Harvard Researchers Harness Lasers for Communication Purposes

A team of researchers at Harvard have made new discoveries over the past few years regarding lasers and their ability to work as radio frequency signals.

May 13, 2019 Sam Harton Leave a Comment

Researchers from the Harvard John A. Paulson School of Engineering and Applied Sciences published a paper in the Proceedings of the National Academy of Sciences outlining their demonstration of their laser that can emit microwaves wirelessly, modulate them, and receive external radio frequency signals.

“The research opens the door to new types of hybrid electronic-photonic devices and is the first step toward ultra-high-speed Wi-Fi,” said Federico Capasso, the senior author of the study and Robert L. Wallace Professor of Applied Physics and Vinton Hayes Senior Research Fellow in Electrical Engineering at SEAS.

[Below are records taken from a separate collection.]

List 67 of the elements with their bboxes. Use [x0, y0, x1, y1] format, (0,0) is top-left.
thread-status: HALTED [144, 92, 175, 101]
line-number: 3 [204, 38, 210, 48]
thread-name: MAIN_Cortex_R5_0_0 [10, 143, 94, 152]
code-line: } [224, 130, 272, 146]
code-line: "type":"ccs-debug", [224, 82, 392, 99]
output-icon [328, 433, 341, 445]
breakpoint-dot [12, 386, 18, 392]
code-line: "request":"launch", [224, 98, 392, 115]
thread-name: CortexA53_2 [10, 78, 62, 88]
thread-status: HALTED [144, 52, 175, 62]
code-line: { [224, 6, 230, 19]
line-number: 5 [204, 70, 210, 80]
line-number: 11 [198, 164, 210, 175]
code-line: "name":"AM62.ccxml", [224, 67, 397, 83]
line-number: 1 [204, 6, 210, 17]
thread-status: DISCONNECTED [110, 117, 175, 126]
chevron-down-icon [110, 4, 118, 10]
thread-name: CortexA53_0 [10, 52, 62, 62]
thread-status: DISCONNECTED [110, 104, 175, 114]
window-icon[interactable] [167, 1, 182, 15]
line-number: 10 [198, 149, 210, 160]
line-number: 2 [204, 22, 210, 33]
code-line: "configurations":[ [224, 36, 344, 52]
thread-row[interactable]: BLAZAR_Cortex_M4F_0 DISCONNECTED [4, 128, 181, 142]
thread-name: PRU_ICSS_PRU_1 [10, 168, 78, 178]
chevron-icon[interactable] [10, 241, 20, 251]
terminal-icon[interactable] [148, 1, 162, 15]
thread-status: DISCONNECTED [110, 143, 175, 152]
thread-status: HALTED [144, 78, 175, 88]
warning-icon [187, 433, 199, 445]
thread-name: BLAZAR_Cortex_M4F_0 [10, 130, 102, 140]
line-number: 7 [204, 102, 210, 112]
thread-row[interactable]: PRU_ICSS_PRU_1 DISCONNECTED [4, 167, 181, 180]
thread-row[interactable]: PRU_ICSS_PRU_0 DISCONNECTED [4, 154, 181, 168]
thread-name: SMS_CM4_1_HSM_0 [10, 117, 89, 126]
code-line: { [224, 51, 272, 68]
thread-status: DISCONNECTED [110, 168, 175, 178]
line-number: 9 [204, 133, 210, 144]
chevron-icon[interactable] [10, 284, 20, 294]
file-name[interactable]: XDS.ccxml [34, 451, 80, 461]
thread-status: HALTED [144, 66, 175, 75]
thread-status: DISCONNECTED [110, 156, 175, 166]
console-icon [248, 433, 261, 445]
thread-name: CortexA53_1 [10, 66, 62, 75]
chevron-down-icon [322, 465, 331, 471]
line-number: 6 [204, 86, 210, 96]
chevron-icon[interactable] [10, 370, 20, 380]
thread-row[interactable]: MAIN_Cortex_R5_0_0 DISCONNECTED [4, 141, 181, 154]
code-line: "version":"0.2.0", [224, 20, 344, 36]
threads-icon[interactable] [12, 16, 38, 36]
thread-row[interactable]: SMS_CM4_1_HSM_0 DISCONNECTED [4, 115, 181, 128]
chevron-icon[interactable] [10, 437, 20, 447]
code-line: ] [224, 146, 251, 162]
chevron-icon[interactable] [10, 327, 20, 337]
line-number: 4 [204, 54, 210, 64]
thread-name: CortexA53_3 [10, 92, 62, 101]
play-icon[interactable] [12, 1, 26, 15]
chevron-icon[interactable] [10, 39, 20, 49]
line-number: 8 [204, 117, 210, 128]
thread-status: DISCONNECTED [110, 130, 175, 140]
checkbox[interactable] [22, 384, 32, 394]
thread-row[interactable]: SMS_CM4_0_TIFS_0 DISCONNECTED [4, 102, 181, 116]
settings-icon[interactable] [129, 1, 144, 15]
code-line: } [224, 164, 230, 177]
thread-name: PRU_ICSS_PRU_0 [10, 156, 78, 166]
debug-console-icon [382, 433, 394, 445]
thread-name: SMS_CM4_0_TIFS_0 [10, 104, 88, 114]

The laser was made possible thanks to research done in 2017 at the Capasso Lab, in which researchers discovered that they could generate terahertz frequencies— the submillimeter wavelengths of the electromagnetic spectrum that move data much faster than today’s wireless—using an infrared frequency comb in a quantum cascade laser. In 2018, they found quantum cascade laser frequency combs were able to act as integrated transmitters or receivers to efficiently encode information and that inside the laser, the different frequencies of light beat together to generate microwave frequencies — which are within the communications spectrum.

With this year’s discovery, the researchers have been able to extract and transmit wireless signals from laser frequency combs so that they can put in and take out useful, communications-based information from the microwave radiation.

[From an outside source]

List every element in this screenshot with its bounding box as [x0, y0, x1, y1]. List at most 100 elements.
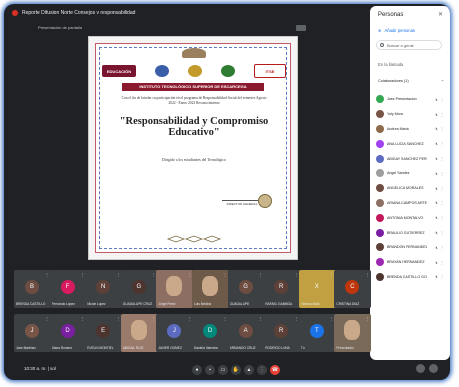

From all this new information, the team created a device that uses a dipole antenna to transmit microwave signals and modulated the frequency comb to encode information on the microwave radiation created by the beating light of the comb. Microwaves containing the encoded information are radiated out from the device, thanks to the antenna, then a horn antenna receives a radio signal, which is filtered and sent to a computer.

“This all-in-one, integrated device, holds great promise for wireless communication,” said Marco Piccardo, a postdoctoral fellow at SEAS and first author of the paper. “While the dream of terahertz wireless communication is still a ways away, this research provides a clear roadmap showing how to get there.”